On Wednesday, the first ever budget flight from London to South America departs from Gatwick airport.
Fares on the 14-hour Norwegian Air Shuttle flight to Buenos Aires start from £259 one-way.
The seats are tightly packed and food and luggage cost extra, but the no-frills model of flying, so well established on short-haul routes, is becoming increasingly common on intercontinental flights.
A new breed of low-cost carriers such as Norwegian, Wow, and Primera are taking on the old guard such as British Airways and Air France-KLM in the skies above the Atlantic.
In fact, Norwegian has just beaten British Airways’s record for the fastest transatlantic flight in a subsonic aircraft after one of its planes made the journey from JFK in New York to London Gatwick in just five hours and 13 minutes.
Norwegian has rapidly expanded since it started as a small regional airline flying between Bergen and Trondheim in 1993.
Bjorn Kjos, a former paratrooper and pilot, has turned Norwegian into Scandinavia’s largest airline and the third-biggest budget carrier in Europe.
The UK has been at the centre of its growth plan. It flew 5.8 million passengers from the UK and Ireland and launched more than 15 routes in 2017, including new routes between Edinburgh, Belfast, Dublin, Cork and Shannon to smaller east coast US cities such as Providence, Hartford and Stewart.
But it is Gatwick that is the key to the airline’s ambitions.
Whilst legacy carriers tend to focus on the more lucrative but expensive takeoff and landing slots at London Heathrow, Norwegian recently secured an additional 28 weekly slots at Gatwick. It hopes to build on its existing routes to nine US cities, Singapore and now Buenos Aires.
“The UK will be at the heart of our continued global expansion and we remain fully committed to the market. With huge global ambitions, we’re confident that the UK can offer Norwegian a springboard to further expansion.” says 71-year-old Mr Kjos.
He is talking to journalists on the 24th floor of The Shard skyscraper in central London. The message isn’t subtle. Norwegian has towering ambitions.
It won the prestigious ‘Airline of the Year’ award from the CAPA Aviation Awards for Excellence. The judges commenting: “Norwegian has blazed a trail that others are now following. The impact on new North Atlantic traffic in what was previously considered a mature market has already been remarkable.”
Analysis: By Simon Calder, travel expert
If imitation is the sincerest form of flattery, then British Airways’ parent company, IAG, is paying Norwegian plenty of compliments.
First it duplicated Norwegian’s routes such as Gatwick to Fort Lauderdale in Florida and Barcelona to Oakland in California. Now BA engineers are busy squeezing an extra 52 seats into Gatwick-based Boeing 777 aircraft. The specific aim of “densification”: to reduce BA’s per-passenger costs below Norwegian’s 787.

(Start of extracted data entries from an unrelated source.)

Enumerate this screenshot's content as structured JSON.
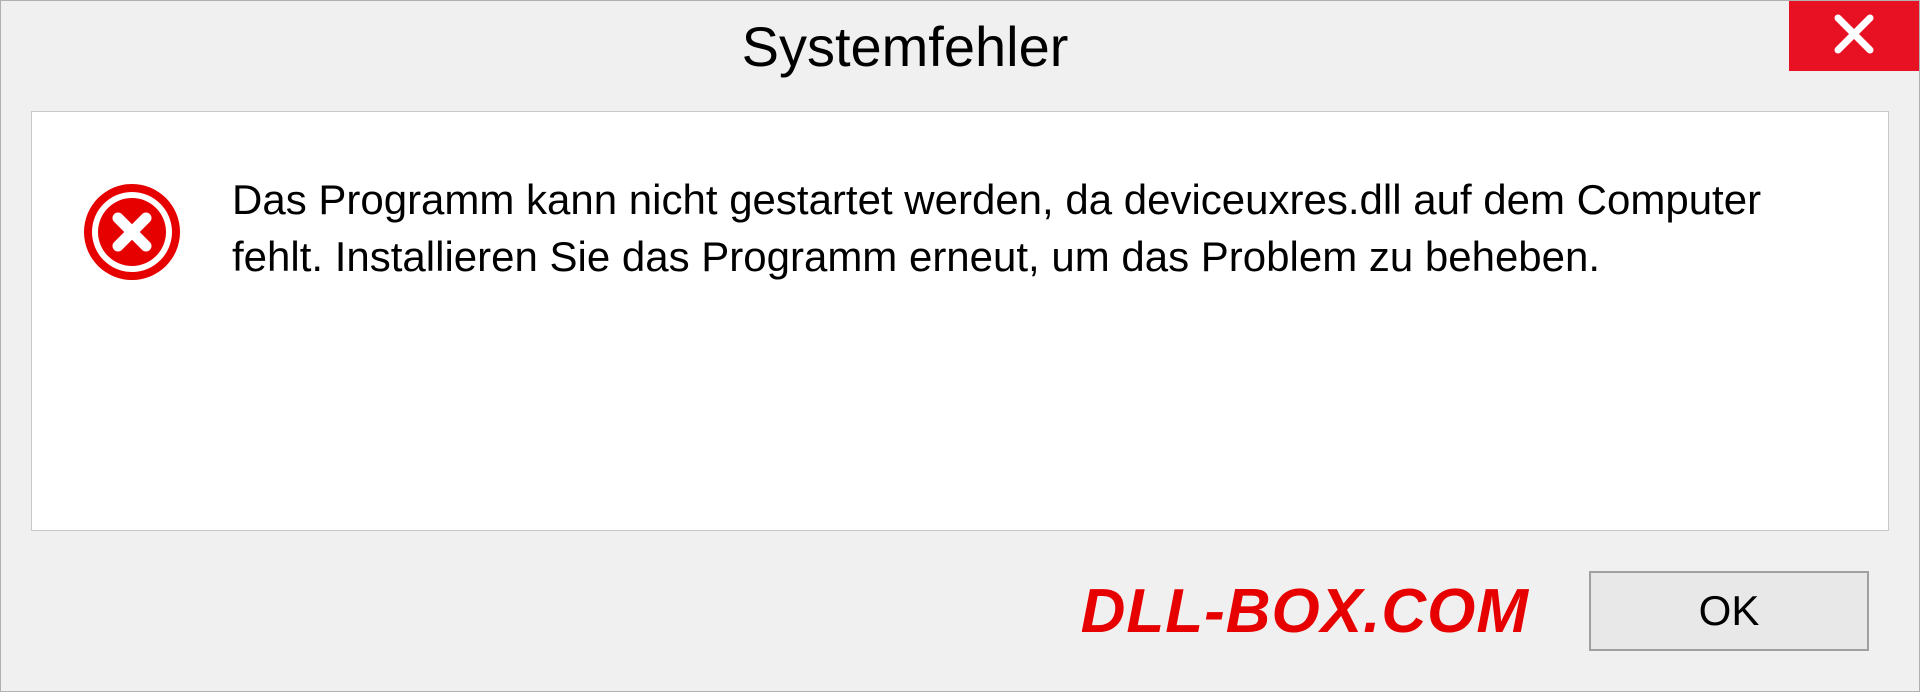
{
  "dialog": {
    "title": "Systemfehler",
    "message": "Das Programm kann nicht gestartet werden, da deviceuxres.dll auf dem Computer fehlt. Installieren Sie das Programm erneut, um das Problem zu beheben.",
    "ok_label": "OK"
  },
  "watermark": "DLL-BOX.COM"
}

Four decades ago, Sir Freddie Laker triggered alarm among transatlantic airlines with his cut-price Skytrain, which went bust in 1982. The aviation pioneer went to his grave in 2006 convinced that rivals had ganged up in a bitter price war to force Laker Airways out of business. But ambitious expansion during a global recession also made the airline vulnerable.
Last year Bjorn Kjos, Norwegian’s CEO, honoured Sir Freddie on the tailfin of a transatlantic Boeing. He must be hoping for calmer skies.

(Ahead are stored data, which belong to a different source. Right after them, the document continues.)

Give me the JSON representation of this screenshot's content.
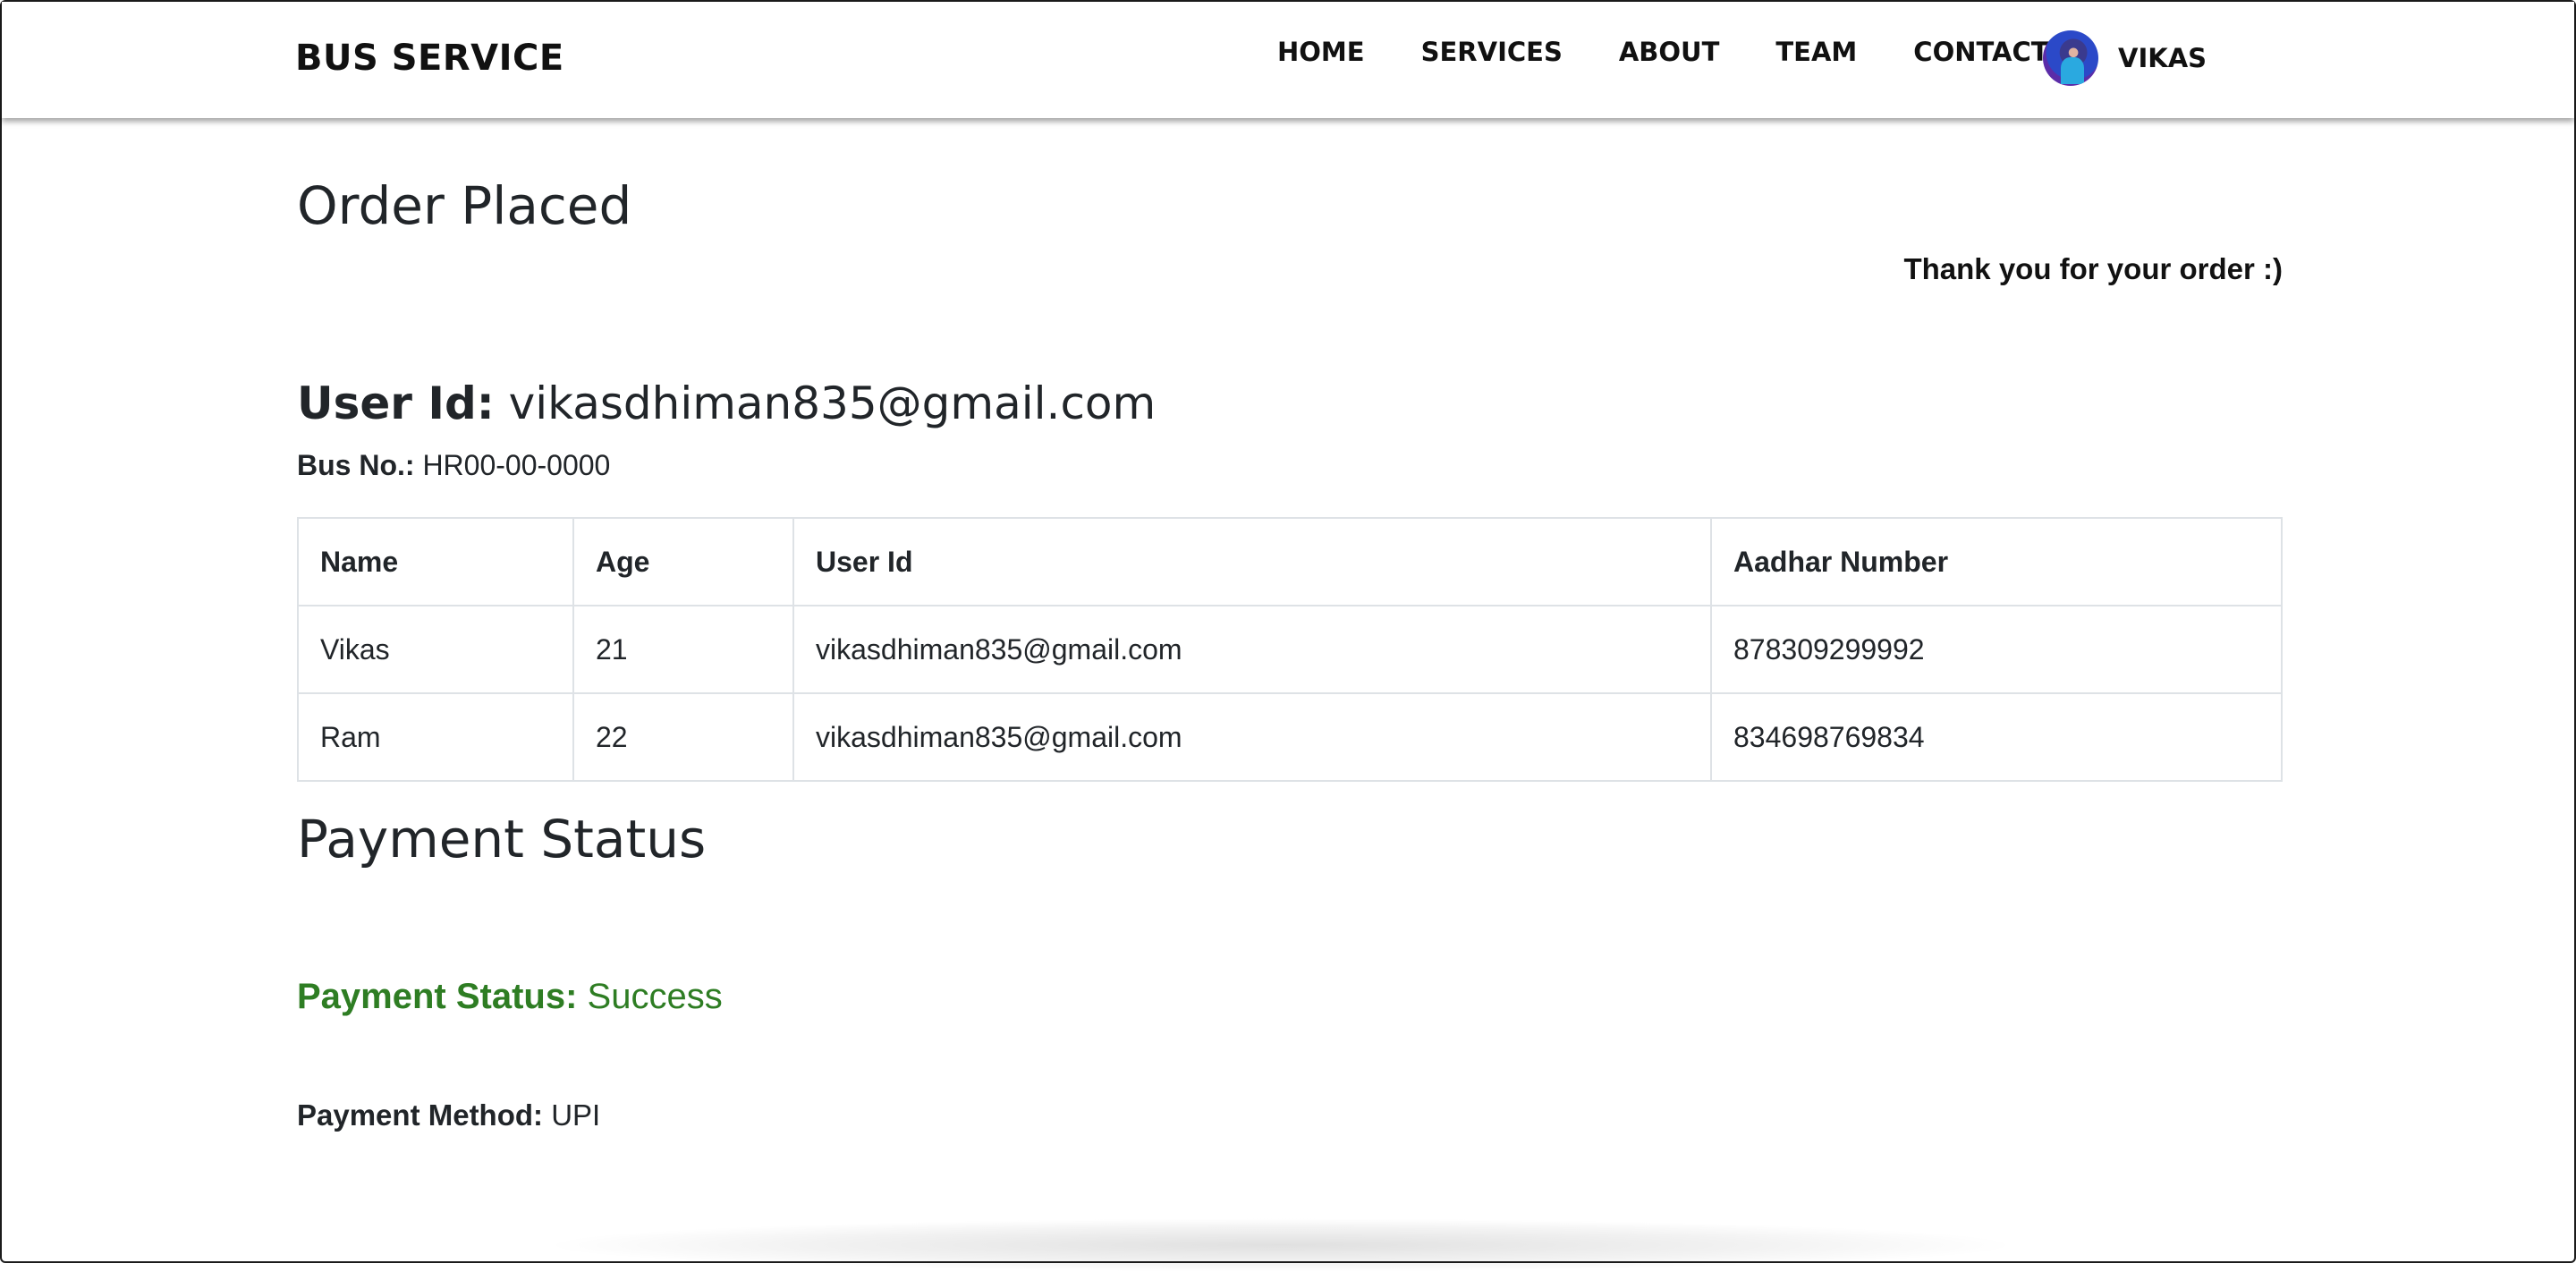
{
  "navbar": {
    "brand": "BUS SERVICE",
    "links": [
      "HOME",
      "SERVICES",
      "ABOUT",
      "TEAM",
      "CONTACT"
    ],
    "profile_name": "VIKAS"
  },
  "order": {
    "title": "Order Placed",
    "thanks": "Thank you for your order :)",
    "user_id_label": "User Id:",
    "user_id_value": "vikasdhiman835@gmail.com",
    "bus_no_label": "Bus No.:",
    "bus_no_value": "HR00-00-0000"
  },
  "table": {
    "headers": [
      "Name",
      "Age",
      "User Id",
      "Aadhar Number"
    ],
    "rows": [
      [
        "Vikas",
        "21",
        "vikasdhiman835@gmail.com",
        "878309299992"
      ],
      [
        "Ram",
        "22",
        "vikasdhiman835@gmail.com",
        "834698769834"
      ]
    ]
  },
  "payment": {
    "title": "Payment Status",
    "status_label": "Payment Status:",
    "status_value": "Success",
    "method_label": "Payment Method:",
    "method_value": "UPI"
  },
  "colors": {
    "success": "#2e7d23",
    "text": "#212529",
    "border": "#dee2e6"
  }
}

Norwegian’s price strategy is based on flying a young fleet of aircraft such as Boeing’s 787 Dreamliner, which burn less fuel per passenger compared to other long haul aircraft.

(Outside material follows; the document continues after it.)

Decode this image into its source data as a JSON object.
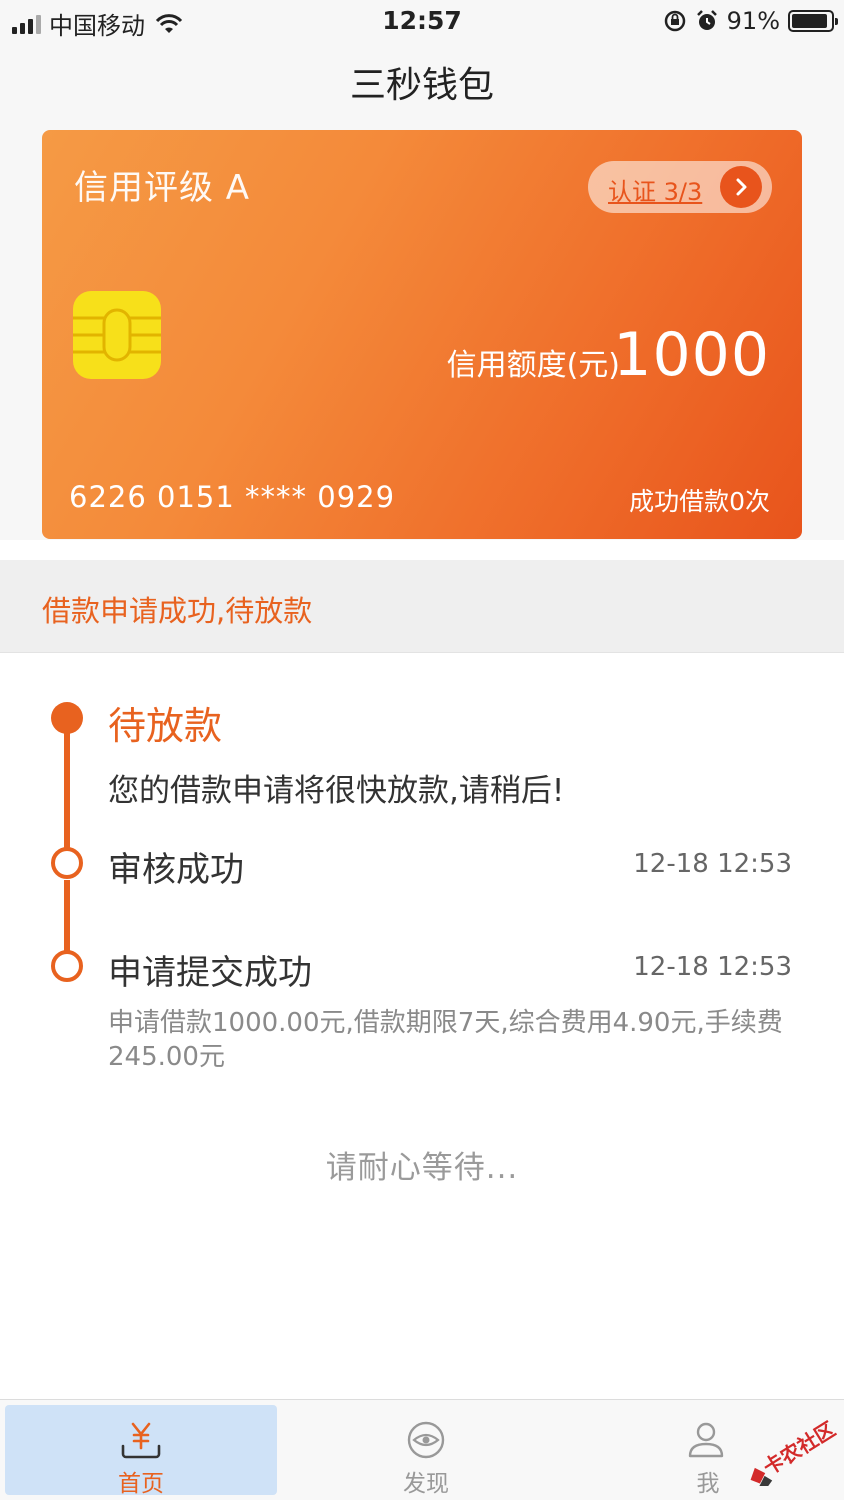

These offer passengers a more upmarket experience than they may have come to expect from a budget airline with modern interiors and the benefit of free wi-fi.
This has especially appealed to millennial travellers and the airline has configured its planes so they can carry more economy passengers seeking adventure at bargain prices.
The airline has marketed fares as low as £69 ($95) for some transatlantic flights but passengers would have to pay for add-ons such as checked luggage, onboard food and a reserved seat.
Another way Norwegian reduces costs is by flying to secondary airports where the landing fees are much lower and finding niche routes where there is a gap. For example, instead of flying to San Francisco, Norwegian flies to nearby Oakland.
With the competition heating up, legacy carriers such as BA have been criticised for trying to keep prices low by relentlessly cutting back on “frills”.
But they have also fought back by trying to outmuscle their low-cost long haul competitors by launching their own services.
Air France-KLM have launched its own long-haul budget carrier Joon, aimed at “a young working clientele whose lifestyles revolve around digital technology”.
Growing too fast?
But despite imitations, Norwegian’s rapid rise has led some to question whether its financial model is sustainable.
By the end of 2019, Norwegian’s fleet will have increased to 193 and the airline has borrowed heavily to buy new aircraft.
Aviation analyst John Strickland cautions that: “They just haven’t delivered the margins of profitability you’d want to see, especially when compared with British Airways or Ryanair.
“They will have to work harder to prove they have a sustainable model and can weather the many storms an airline can face, such as economic downturns or reduced passenger numbers after a terror attack”
Unsurprisingly, in the fiercely competitive world of commercial aviation Norwegian has found itself the target of its rivals in other ways.
Ryanair, Europe’s largest low-cost airline, has shunned transatlantic routes because it says it can’t get aeroplanes at a price to make the numbers work
Last year, its outspoken chief executive, Michael O’Leary, ruffled feathers by questioning Norwegian’s survival.
“Both Monarch and Norwegian are in trouble. It’s an open secret among airlines that Monarch and Norwegian may not survive through the winter. They are burning cash.”
Monarch collapsed months later. Norwegian is still flying and expanding.
Bjorn Kjos seems to take pride in all the predictions of decline. Some argue he has just been lucky, but for the septuagenarian who has changed the rules of flying, he doesn’t think it is down to luck.
“Yes it is tough but you have to ramp it up before you start flying. It takes time to build up a network. After a huge investment, you will not be able to pay it off after one month.
“People have to know you are flying all over. And when they do, then you are the winner.”